- Country: United States
- Language: English
- Genre: Short story

Publication
- Published in: Overland Monthly
- Publication type: Magazine
- Publication date: January 1896

= On the Divide =

1896 short story by Willa Cather

"On the Divide" is a short story by Willa Cather. It was first published in Overland Monthly in January 1896.

==Plot summary==
The story centers on Canute Canuteson, a lonely, giant-like Norwegian immigrant who has lived alone in a sod hut on the Nebraska "Divide" for ten years. The isolation and the brutal environmental conditions have pushed him to the brink of madness. He drinks heavily to cope with the silence and the "insanity of the plains."

Canute becomes obsessed with Lena Yensen, the daughter of a neighboring family. Unlike the romanticized courtships in Cather's later works, this relationship is born of desperation. After Lena's father agrees to the match but Lena herself refuses, Canute takes matters into his own hands. In a climactic and unsettling scene, he essentially kidnaps Lena, carries her to his cabin, and forces a terrified preacher to marry them at gunpoint. The story ends with a strange moment of domesticity: Canute falls asleep at Lena's feet, exhausted by his own loneliness, and Lena, seeing his vulnerability, chooses to stay rather than flee.

==Characters==
- Canute Canuteson
- Jim Peterson
- Ole Yensen
- Mary Lee Yensen, Ole's wife.
- Lena Yensen, Ole and Mary's daughter.
- Anne Hermanson
- Sorenson

==Allusions to other works==
- Milton, Dante, The Bible, especially Eden, are mentioned.
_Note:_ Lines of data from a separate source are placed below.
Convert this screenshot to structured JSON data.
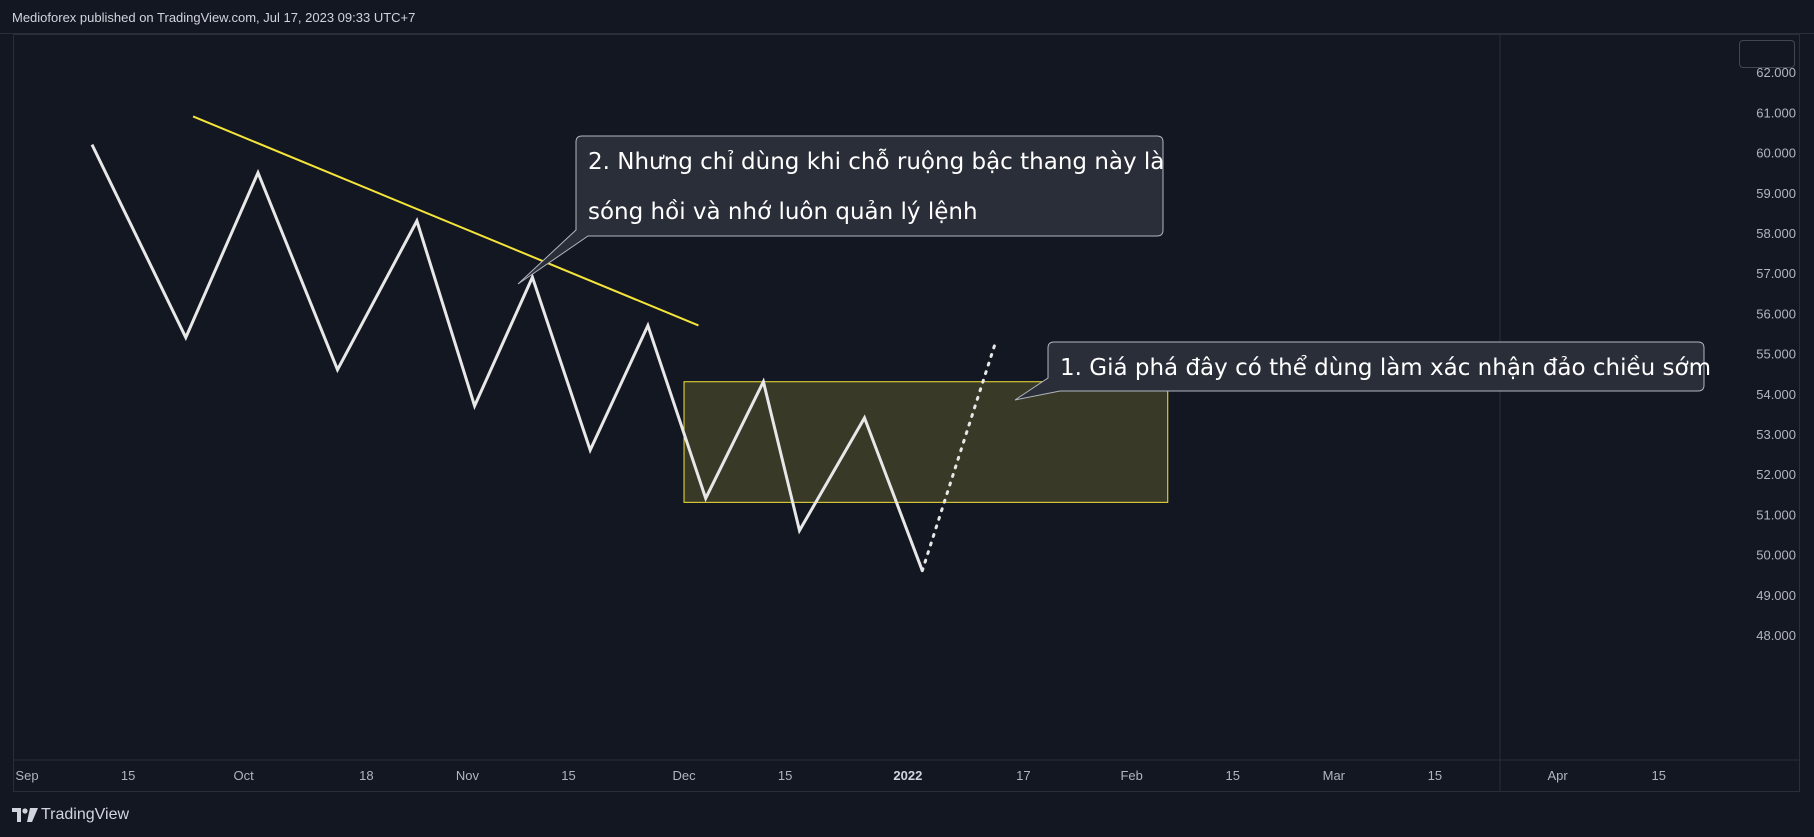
{
  "header": {
    "published_text": "Medioforex published on TradingView.com, Jul 17, 2023 09:33 UTC+7"
  },
  "footer": {
    "brand_text": "TradingView"
  },
  "colors": {
    "background": "#131722",
    "price_line": "#e8e8e8",
    "trendline": "#f5e53a",
    "zone_fill": "#3a3b28",
    "zone_border": "#f5e53a",
    "callout_bg": "#2a2e39",
    "callout_border": "#b2b5be"
  },
  "chart_data": {
    "type": "line",
    "y_axis": {
      "range": [
        47.5,
        63.0
      ],
      "ticks": [
        "48.000",
        "49.000",
        "50.000",
        "51.000",
        "52.000",
        "53.000",
        "54.000",
        "55.000",
        "56.000",
        "57.000",
        "58.000",
        "59.000",
        "60.000",
        "61.000",
        "62.000"
      ]
    },
    "x_axis": {
      "ticks": [
        {
          "label": "Sep",
          "day": 0
        },
        {
          "label": "15",
          "day": 14
        },
        {
          "label": "Oct",
          "day": 30
        },
        {
          "label": "18",
          "day": 47
        },
        {
          "label": "Nov",
          "day": 61
        },
        {
          "label": "15",
          "day": 75
        },
        {
          "label": "Dec",
          "day": 91
        },
        {
          "label": "15",
          "day": 105
        },
        {
          "label": "2022",
          "day": 122,
          "bold": true
        },
        {
          "label": "17",
          "day": 138
        },
        {
          "label": "Feb",
          "day": 153
        },
        {
          "label": "15",
          "day": 167
        },
        {
          "label": "Mar",
          "day": 181
        },
        {
          "label": "15",
          "day": 195
        },
        {
          "label": "Apr",
          "day": 212
        },
        {
          "label": "15",
          "day": 226
        }
      ],
      "range": [
        0,
        229
      ]
    },
    "series": [
      {
        "style": "solid",
        "points": [
          [
            9,
            60.2
          ],
          [
            22,
            55.4
          ],
          [
            32,
            59.5
          ],
          [
            43,
            54.6
          ],
          [
            54,
            58.3
          ],
          [
            62,
            53.7
          ],
          [
            70,
            56.9
          ],
          [
            78,
            52.6
          ],
          [
            86,
            55.7
          ],
          [
            94,
            51.4
          ],
          [
            102,
            54.3
          ],
          [
            107,
            50.6
          ],
          [
            116,
            53.4
          ],
          [
            124,
            49.6
          ]
        ]
      },
      {
        "style": "dotted",
        "points": [
          [
            124,
            49.6
          ],
          [
            134,
            55.2
          ]
        ]
      }
    ],
    "trendline": {
      "from": [
        23,
        60.9
      ],
      "to": [
        93,
        55.7
      ]
    },
    "zone": {
      "x0": 91,
      "x1": 158,
      "y0": 51.3,
      "y1": 54.3
    },
    "annotations": [
      {
        "id": "callout-1",
        "lines": [
          "1. Giá phá đây có thể dùng làm xác nhận đảo chiều sớm"
        ]
      },
      {
        "id": "callout-2",
        "lines": [
          "2. Nhưng chỉ dùng khi chỗ ruộng bậc thang này là",
          "sóng hồi và nhớ luôn quản lý lệnh"
        ]
      }
    ]
  }
}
==Literary significance and criticism==
On the Divide was Cather's first story to be published in a national magazine. In a 1938 letter to Edward Wagenknetch, Willa Cather admitted that On the Divide was retouched by one of her professors and submitted for publication without her consent.

The story bears similarities with O Pioneers!. Moreover, it has been noted that Cather's spare style parallels the harshness of the landscape.